IntraBiotics Pharmaceuticals Inc. entered into purchase agreements to sell 5.9 million shares of newly issued stock to institutional and private investors to raise net proceeds of $13.9 million.

The money will be directed toward IntraBiotics’ iseganan hydrochloride, an oral rinse now in two Phase III trials.

“It really shores up our finances and allows us to continue to develop our program for iseganan hydrochloride and for general corporate purposes,” said Eric Bjerkholt, senior vice president and chief financial officer for IntraBiotics, of Mountain View, Calif.

Bjerkholt would not disclose gross proceeds of the placement or the specific per-share price. The company has roughly 30 million shares outstanding, having issued 5.9 million for this financing, which is 20 percent of the shares outstanding prior to the offering.

“We’re burning from $6 million to $8 million a quarter, so this adds roughly two quarters [of funding],” Bjerkholt said.
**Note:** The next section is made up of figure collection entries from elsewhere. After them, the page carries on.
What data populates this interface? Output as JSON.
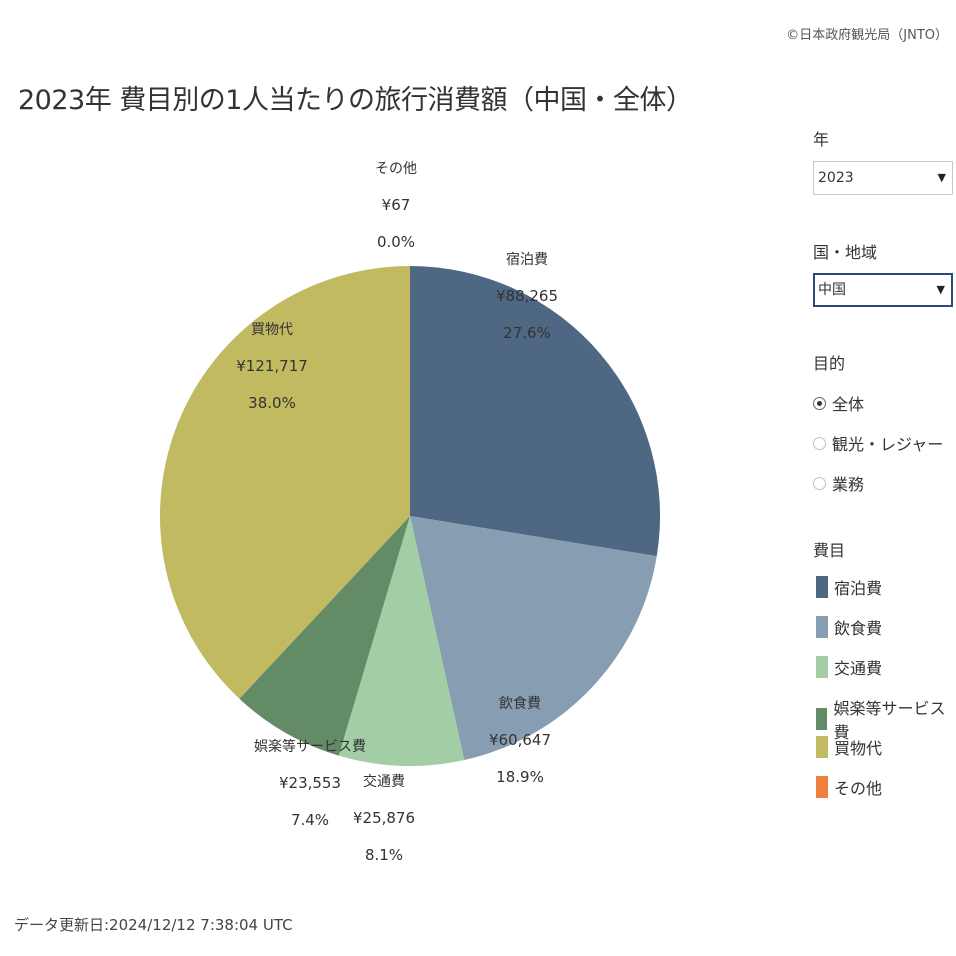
{
  "header": {
    "copyright": "©日本政府観光局（JNTO）",
    "title": "2023年 費目別の1人当たりの旅行消費額（中国・全体）"
  },
  "footer": {
    "updated": "データ更新日:2024/12/12 7:38:04 UTC"
  },
  "filters": {
    "year": {
      "label": "年",
      "value": "2023"
    },
    "region": {
      "label": "国・地域",
      "value": "中国"
    },
    "purpose": {
      "label": "目的",
      "options": [
        {
          "label": "全体",
          "checked": true
        },
        {
          "label": "観光・レジャー",
          "checked": false
        },
        {
          "label": "業務",
          "checked": false
        }
      ]
    }
  },
  "legend": {
    "label": "費目",
    "items": [
      {
        "label": "宿泊費",
        "color": "#4e6883"
      },
      {
        "label": "飲食費",
        "color": "#879eb2"
      },
      {
        "label": "交通費",
        "color": "#a3cea5"
      },
      {
        "label": "娯楽等サービス費",
        "color": "#638b65"
      },
      {
        "label": "買物代",
        "color": "#c1ba61"
      },
      {
        "label": "その他",
        "color": "#f07e3f"
      }
    ]
  },
  "chart_data": {
    "type": "pie",
    "slices": [
      {
        "label": "宿泊費",
        "value": 88265,
        "amount": "¥88,265",
        "percent": "27.6%",
        "color": "#4e6883"
      },
      {
        "label": "飲食費",
        "value": 60647,
        "amount": "¥60,647",
        "percent": "18.9%",
        "color": "#879eb2"
      },
      {
        "label": "交通費",
        "value": 25876,
        "amount": "¥25,876",
        "percent": "8.1%",
        "color": "#a3cea5"
      },
      {
        "label": "娯楽等サービス費",
        "value": 23553,
        "amount": "¥23,553",
        "percent": "7.4%",
        "color": "#638b65"
      },
      {
        "label": "買物代",
        "value": 121717,
        "amount": "¥121,717",
        "percent": "38.0%",
        "color": "#c1ba61"
      },
      {
        "label": "その他",
        "value": 67,
        "amount": "¥67",
        "percent": "0.0%",
        "color": "#f07e3f"
      }
    ]
  }
}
IntraBiotics has iseganan hydrochloride in a pivotal Phase III trial to prevent and treat oral mucositis in chemotherapy patients. It is in the process of enrolling patients, and the company expects to unblind and release the findings of this trial in the fourth quarter.

A second Phase III trial is under way for individuals with head and neck cancer who are undergoing radiation treatment. That trial is fully enrolled with 545 patients, and the company expects to release the results in the second quarter.

In June, IntraBiotics cut its staff by 70 percent, or about 90 people, consolidated its facilities and terminated certain collaborations in an effort to cut $7 million to $8 million in expenses per quarter. It also decided to focus exclusively on the completion of iseganan trials. That followed news of the failure of iseganan, then called Protegrin IB-367 Rinse, in a Phase III trial for the prevention of oral mucositis in patients undergoing high-dose chemotherapy. The company attributed the result to a dosing error by a third-party vendor. The company now has 31 employees, with no immediate plans to add to the staff, Bjerkholt said. (See BioWorld Today, June 1, 2001.)

The company is no longer pursuing its ramoplanin program, which it had licensed from Biosearch Italia SpA., of Gerenzano, Italy. Biosearch ultimately took back the rights, and in October, Biosearch licensed the American rights to ramoplanin to Genome Therapeutics Corp., of Waltham, Mass. (See BioWorld Today, Oct. 10, 2001.)

IntraBiotics’ stock (NASDAQ:IBPI) gained 7.9 cents Wednesday to close at $2.76.